Hawaiian Volcano Chosen as Solar Telescope Site; Controversy Erupts
Controversy erupts over Haleakala. Photo Credit: About
Haleakala is a 10,000-foot dormant volcano accounting for 75 percent of the land mass on the island of Maui, Hawaii. It is home to a national park, a 7-mile-wide, 800-feet-deep crater and the Silversword, a rare and beautiful species of plant that somehow grows on the mountain’s barren slopes. In addition to the spectacular views those vistas already provide, Haleakala has been chosen by the National Science Foundation to house a new state-of-the-art solar telescope.
Haleakala beat out Big Bear Lake in California and a site near Spain on the Canary Islands for the pleasure of hosting the $300-million project.
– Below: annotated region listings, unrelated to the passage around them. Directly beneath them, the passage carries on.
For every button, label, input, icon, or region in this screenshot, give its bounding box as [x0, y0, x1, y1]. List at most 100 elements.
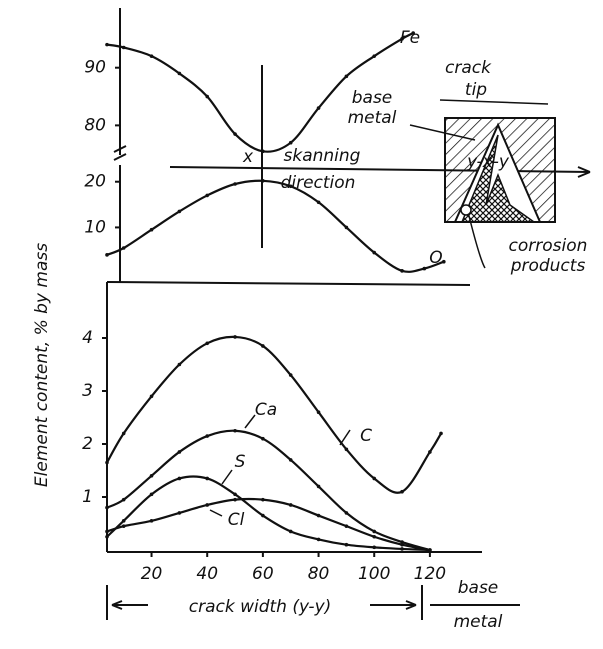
- data-point: [439, 431, 443, 436]
- crack-diagram: [409, 99, 556, 269]
- data-point: [400, 269, 404, 273]
- data-point: [344, 447, 349, 452]
- data-point: [372, 545, 377, 550]
- label-leader: [339, 429, 351, 446]
- y-tick-label: 3: [82, 381, 93, 401]
- data-point: [205, 341, 210, 346]
- data-point: [372, 476, 377, 481]
- data-point: [105, 529, 109, 534]
- data-point: [261, 344, 265, 348]
- y-tick-label: 20: [84, 172, 106, 192]
- data-point: [149, 492, 154, 497]
- data-point: [288, 458, 293, 462]
- x-tick-label: 40: [196, 564, 218, 584]
- data-point: [205, 503, 210, 507]
- data-point: [177, 476, 182, 481]
- data-point: [149, 519, 154, 523]
- data-point: [105, 460, 109, 465]
- data-point: [121, 497, 126, 502]
- data-point: [372, 250, 377, 255]
- data-point: [372, 54, 377, 58]
- data-point: [261, 179, 265, 183]
- data-point: [344, 225, 349, 230]
- series-label: S: [235, 452, 246, 472]
- data-point: [344, 511, 349, 515]
- y-axis-label: Element content, % by mass: [32, 243, 52, 487]
- data-point: [177, 511, 182, 515]
- data-point: [428, 548, 432, 552]
- curve: [106, 179, 445, 273]
- data-point: [400, 37, 404, 41]
- data-point: [422, 266, 427, 271]
- y-tick-label: 90: [84, 58, 106, 78]
- data-point: [372, 534, 377, 539]
- data-point: [149, 394, 154, 399]
- data-point: [344, 74, 349, 79]
- data-point: [344, 542, 349, 547]
- annotation: y-x-y: [466, 152, 510, 172]
- data-point: [316, 513, 321, 518]
- x-tick-label: 100: [358, 564, 390, 584]
- data-point: [288, 373, 293, 377]
- y-tick-label: 1: [82, 487, 93, 507]
- data-point: [233, 428, 237, 433]
- x-tick-label: 60: [252, 564, 274, 584]
- data-point: [233, 132, 237, 136]
- series-label: Cl: [228, 510, 245, 530]
- data-point: [316, 410, 321, 415]
- data-point: [288, 184, 293, 189]
- data-point: [105, 505, 109, 510]
- curve: [106, 335, 442, 494]
- data-point: [105, 253, 109, 257]
- data-point: [316, 200, 321, 205]
- data-point: [288, 503, 293, 507]
- data-point: [372, 529, 377, 534]
- label-leader: [221, 469, 233, 485]
- data-point: [316, 537, 321, 542]
- data-point: [121, 45, 126, 50]
- data-point: [316, 106, 321, 110]
- data-point: [149, 54, 154, 58]
- data-point: [288, 140, 293, 145]
- data-point: [205, 94, 210, 99]
- annotation: crack: [445, 58, 492, 78]
- data-point: [177, 71, 182, 76]
- data-point: [233, 182, 237, 186]
- data-point: [121, 431, 126, 436]
- data-point: [177, 209, 182, 214]
- data-point: [233, 335, 237, 339]
- series-label: Fe: [400, 28, 420, 48]
- data-point: [288, 529, 293, 534]
- label-leader: [209, 509, 223, 517]
- annotation: products: [510, 256, 586, 276]
- y-tick-label: 10: [84, 217, 106, 237]
- data-point: [205, 193, 210, 198]
- data-point: [400, 547, 404, 551]
- data-point: [400, 489, 404, 494]
- x-tick-label: 80: [308, 564, 330, 584]
- x-tick-label: 20: [141, 564, 163, 584]
- y-tick-label: 80: [84, 115, 106, 135]
- data-point: [205, 434, 210, 438]
- data-point: [261, 513, 265, 518]
- annotation: base: [352, 88, 393, 108]
- data-point: [121, 519, 126, 523]
- axes: [106, 8, 591, 620]
- series-label: Ca: [255, 400, 277, 420]
- data-point: [121, 246, 126, 250]
- data-point: [177, 362, 182, 367]
- data-point: [105, 534, 109, 539]
- series-label: C: [360, 426, 372, 446]
- data-point: [205, 476, 210, 481]
- x-axis-label: crack width (y-y): [189, 597, 332, 617]
- data-point: [149, 474, 154, 478]
- data-point: [261, 149, 265, 154]
- data-point: [316, 484, 321, 489]
- annotation: x: [242, 147, 254, 167]
- annotation: skanning: [284, 146, 361, 166]
- data-point: [344, 524, 349, 528]
- data-point: [261, 497, 265, 502]
- annotation: direction: [281, 173, 356, 193]
- data-point: [177, 450, 182, 454]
The telescope will offer scientists unprecedented views of the sun. Economically, the project will bring to Maui at least $80 million in local construction work, over 35 new jobs, mostly for local residents, and $18 million annually to Maui’s economy. Construction is expected to begin next fall and should last about seven years. In the meantime, the Hawaiian Board of Land and Natural Resources must approve the project, which is not without its controversy.
Opposition to Haleakala Telescope
Some native Hawaiian activists stand in opposition to building the solar telescope on Haleakala, a sacred site to them. They feel that the project would defile the mountain. It is both unnecessary and disrespectful to native Hawaiian culture. Protesters have even gone as far as asking other Hawaiians to lay down in front of construction equipment.
According to local mythology, Haleakala is the home of the demigod Maui. The legend states that Maui’s grandmother helped him capture the sun as it rose over the eastern side of the mountain, thus slowing its path across the sky and lengthening the day. Hence the name Haleakala, or “house of the sun.”
The new solar telescope, if fully approved, will consume a half-acre of land among 18 acres managed by the University of Hawaii. There are already some dozen or so telescopes atop Haleakala.